Interrogés sur les raisons qui ont poussé à opter pour un texte plurilatéral plutôt qu’un texte multilatéral, comme l’Accord de l’Organisation mondiale du commerce sur les aspects des droits de propriété intellectuelle qui touchent au commerce (ADPIC), les négociateurs de la Direction générale, Luc Devigne et Pedro Velasco Martins, ont été très clairs : « L’ACTA a pour but de sanctionner les atteintes aux droits de propriété intellectuelle », a indiqué Luc Devigne. «Aborder le sujet des sanctions à l’OMC, et plus encore à l’OMPI, est pratiquement impossible ». Le rôle de l’OMPI est de promouvoir, à l’échelle mondiale, la protection des droits de propriété intellectuelle, pas d’en sanctionner les atteintes.

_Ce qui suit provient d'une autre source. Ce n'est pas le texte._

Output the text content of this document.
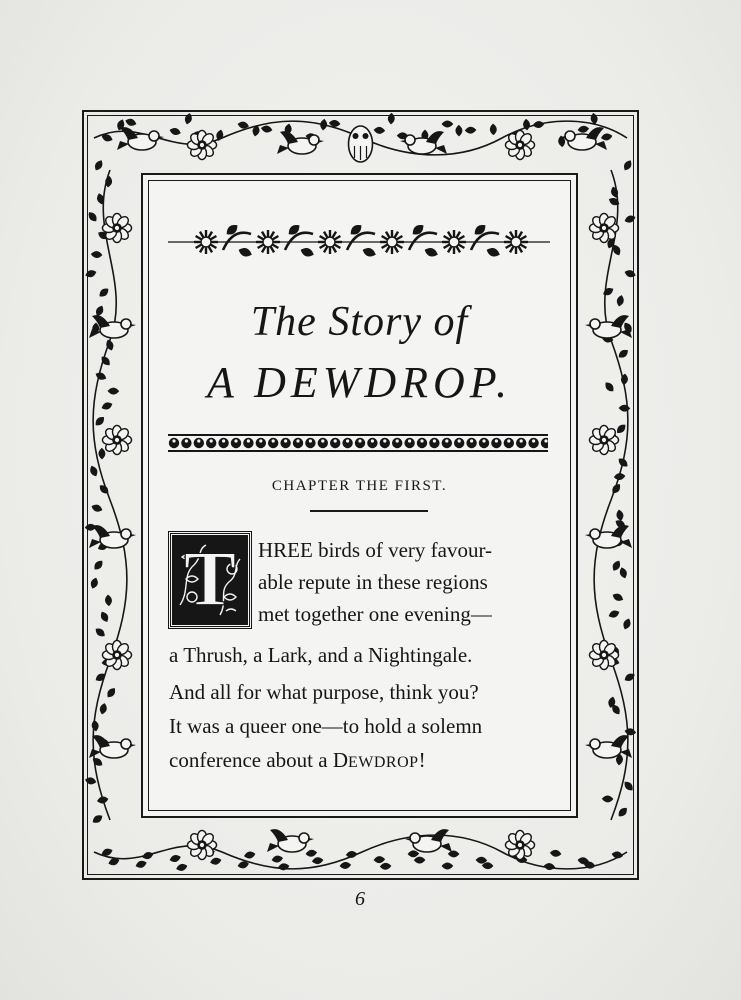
The Story of
A DEWDROP.
CHAPTER THE FIRST.
T HREE birds of very favour-
able repute in these regions
met together one evening—
a Thrush, a Lark, and a Nightingale.
And all for what purpose, think you?
It was a queer one—to hold a solemn
conference about a DEWDROP!
6
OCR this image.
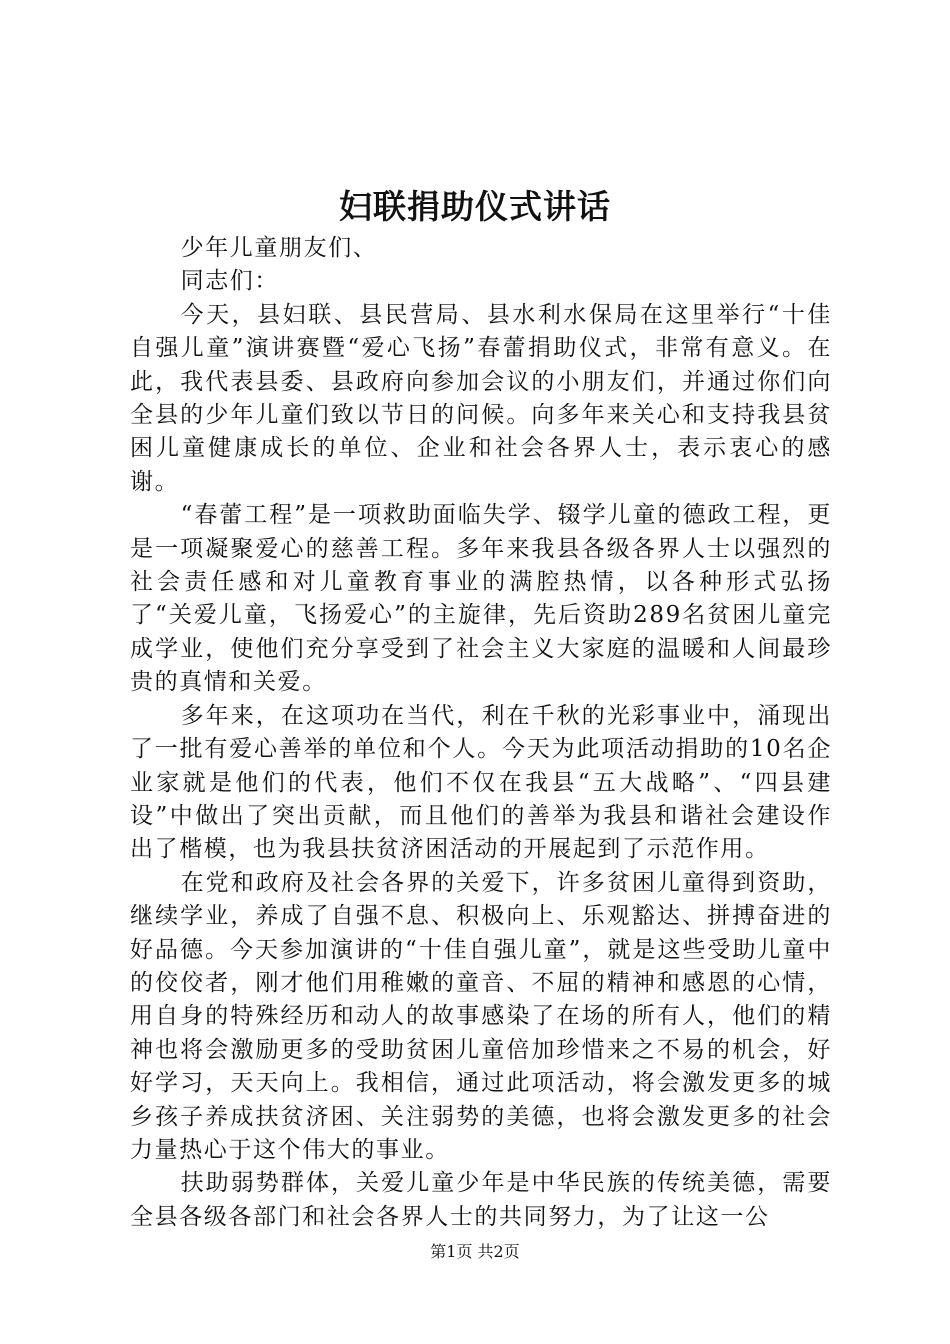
妇联捐助仪式讲话

少年儿童朋友们、

同志们：

今天，县妇联、县民营局、县水利水保局在这里举行“十佳自强儿童”演讲赛暨“爱心飞扬”春蕾捐助仪式，非常有意义。在此，我代表县委、县政府向参加会议的小朋友们，并通过你们向全县的少年儿童们致以节日的问候。向多年来关心和支持我县贫困儿童健康成长的单位、企业和社会各界人士，表示衷心的感谢。

“春蕾工程”是一项救助面临失学、辍学儿童的德政工程，更是一项凝聚爱心的慈善工程。多年来我县各级各界人士以强烈的社会责任感和对儿童教育事业的满腔热情，以各种形式弘扬了“关爱儿童，飞扬爱心”的主旋律，先后资助289名贫困儿童完成学业，使他们充分享受到了社会主义大家庭的温暖和人间最珍贵的真情和关爱。

多年来，在这项功在当代，利在千秋的光彩事业中，涌现出了一批有爱心善举的单位和个人。今天为此项活动捐助的10名企业家就是他们的代表，他们不仅在我县“五大战略”、“四县建设”中做出了突出贡献，而且他们的善举为我县和谐社会建设作出了楷模，也为我县扶贫济困活动的开展起到了示范作用。

在党和政府及社会各界的关爱下，许多贫困儿童得到资助，继续学业，养成了自强不息、积极向上、乐观豁达、拼搏奋进的好品德。今天参加演讲的“十佳自强儿童”，就是这些受助儿童中的佼佼者，刚才他们用稚嫩的童音、不屈的精神和感恩的心情，用自身的特殊经历和动人的故事感染了在场的所有人，他们的精神也将会激励更多的受助贫困儿童倍加珍惜来之不易的机会，好好学习，天天向上。我相信，通过此项活动，将会激发更多的城乡孩子养成扶贫济困、关注弱势的美德，也将会激发更多的社会力量热心于这个伟大的事业。

扶助弱势群体，关爱儿童少年是中华民族的传统美德，需要全县各级各部门和社会各界人士的共同努力，为了让这一公

第1页 共2页
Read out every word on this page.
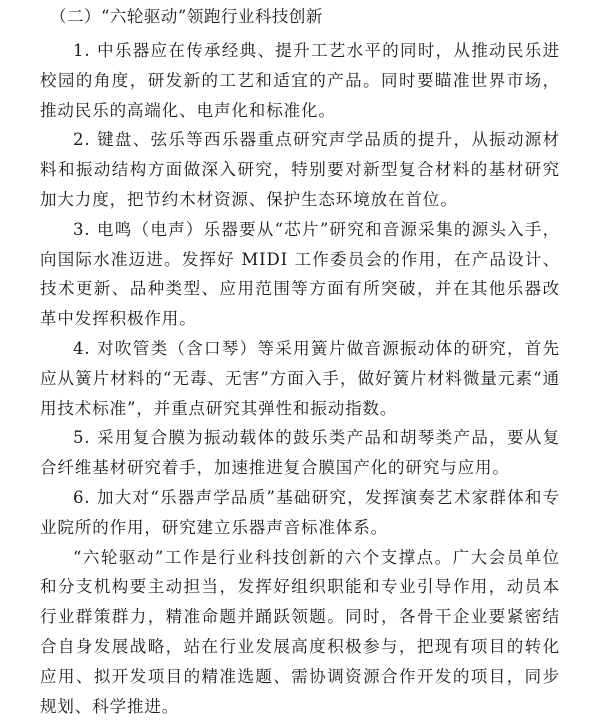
（二）“六轮驱动”领跑行业科技创新

1. 中乐器应在传承经典、提升工艺水平的同时，从推动民乐进校园的角度，研发新的工艺和适宜的产品。同时要瞄准世界市场，推动民乐的高端化、电声化和标准化。

2. 键盘、弦乐等西乐器重点研究声学品质的提升，从振动源材料和振动结构方面做深入研究，特别要对新型复合材料的基材研究加大力度，把节约木材资源、保护生态环境放在首位。

3. 电鸣（电声）乐器要从“芯片”研究和音源采集的源头入手，向国际水准迈进。发挥好 MIDI 工作委员会的作用，在产品设计、技术更新、品种类型、应用范围等方面有所突破，并在其他乐器改革中发挥积极作用。

4. 对吹管类（含口琴）等采用簧片做音源振动体的研究，首先应从簧片材料的“无毒、无害”方面入手，做好簧片材料微量元素“通用技术标准”，并重点研究其弹性和振动指数。

5. 采用复合膜为振动载体的鼓乐类产品和胡琴类产品，要从复合纤维基材研究着手，加速推进复合膜国产化的研究与应用。

6. 加大对“乐器声学品质”基础研究，发挥演奏艺术家群体和专业院所的作用，研究建立乐器声音标准体系。

“六轮驱动”工作是行业科技创新的六个支撑点。广大会员单位和分支机构要主动担当，发挥好组织职能和专业引导作用，动员本行业群策群力，精准命题并踊跃领题。同时，各骨干企业要紧密结合自身发展战略，站在行业发展高度积极参与，把现有项目的转化应用、拟开发项目的精准选题、需协调资源合作开发的项目，同步规划、科学推进。
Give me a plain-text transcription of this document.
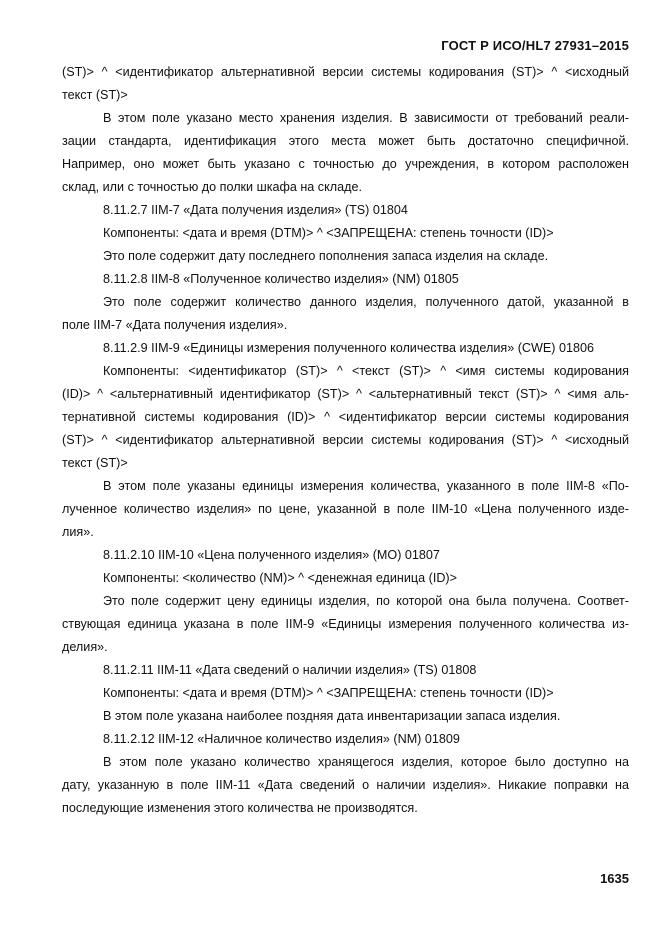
ГОСТ Р ИСО/HL7 27931–2015
(ST)> ^ <идентификатор альтернативной версии системы кодирования (ST)> ^ <исходный
текст (ST)>
В этом поле указано место хранения изделия. В зависимости от требований реали-
зации стандарта, идентификация этого места может быть достаточно специфичной.
Например, оно может быть указано с точностью до учреждения, в котором расположен
склад, или с точностью до полки шкафа на складе.
8.11.2.7 IIM-7 «Дата получения изделия» (TS) 01804
Компоненты: <дата и время (DTM)> ^ <ЗАПРЕЩЕНА: степень точности (ID)>
Это поле содержит дату последнего пополнения запаса изделия на складе.
8.11.2.8 IIM-8 «Полученное количество изделия» (NM) 01805
Это поле содержит количество данного изделия, полученного датой, указанной в
поле IIM-7 «Дата получения изделия».
8.11.2.9 IIM-9 «Единицы измерения полученного количества изделия» (CWE) 01806
Компоненты: <идентификатор (ST)> ^ <текст (ST)> ^ <имя системы кодирования
(ID)> ^ <альтернативный идентификатор (ST)> ^ <альтернативный текст (ST)> ^ <имя аль-
тернативной системы кодирования (ID)> ^ <идентификатор версии системы кодирования
(ST)> ^ <идентификатор альтернативной версии системы кодирования (ST)> ^ <исходный
текст (ST)>
В этом поле указаны единицы измерения количества, указанного в поле IIM-8 «По-
лученное количество изделия» по цене, указанной в поле IIM-10 «Цена полученного изде-
лия».
8.11.2.10 IIM-10 «Цена полученного изделия» (MO) 01807
Компоненты: <количество (NM)> ^ <денежная единица (ID)>
Это поле содержит цену единицы изделия, по которой она была получена. Соответ-
ствующая единица указана в поле IIM-9 «Единицы измерения полученного количества из-
делия».
8.11.2.11 IIM-11 «Дата сведений о наличии изделия» (TS) 01808
Компоненты: <дата и время (DTM)> ^ <ЗАПРЕЩЕНА: степень точности (ID)>
В этом поле указана наиболее поздняя дата инвентаризации запаса изделия.
8.11.2.12 IIM-12 «Наличное количество изделия» (NM) 01809
В этом поле указано количество хранящегося изделия, которое было доступно на
дату, указанную в поле IIM-11 «Дата сведений о наличии изделия». Никакие поправки на
последующие изменения этого количества не производятся.
1635
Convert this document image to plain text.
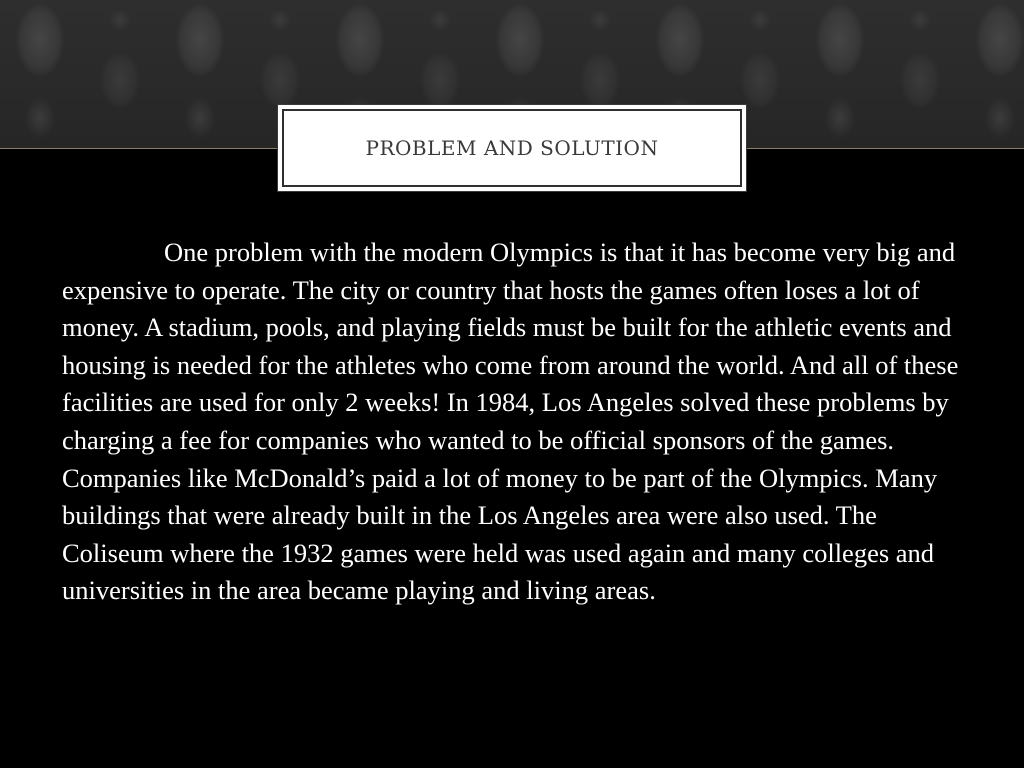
PROBLEM AND SOLUTION

One problem with the modern Olympics is that it has become very big and expensive to operate. The city or country that hosts the games often loses a lot of money. A stadium, pools, and playing fields must be built for the athletic events and housing is needed for the athletes who come from around the world. And all of these facilities are used for only 2 weeks! In 1984, Los Angeles solved these problems by charging a fee for companies who wanted to be official sponsors of the games. Companies like McDonald’s paid a lot of money to be part of the Olympics. Many buildings that were already built in the Los Angeles area were also used. The Coliseum where the 1932 games were held was used again and many colleges and universities in the area became playing and living areas.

Fort de ce constat, un groupe d’Etats a décidé de se réunir et d’entamer des négociations sur un nouveau projet d’accord de lutte contre la contrefaçon. S’il paraît aujourd’hui difficile de permettre à d’autres Etats de prendre le train en marche et de se joindre aux discussions en cours, l’objectif est de faire en sorte qu’ils y adhèrent. « Plus on est de fous, plus on rit », a indiqué Luc Devigne.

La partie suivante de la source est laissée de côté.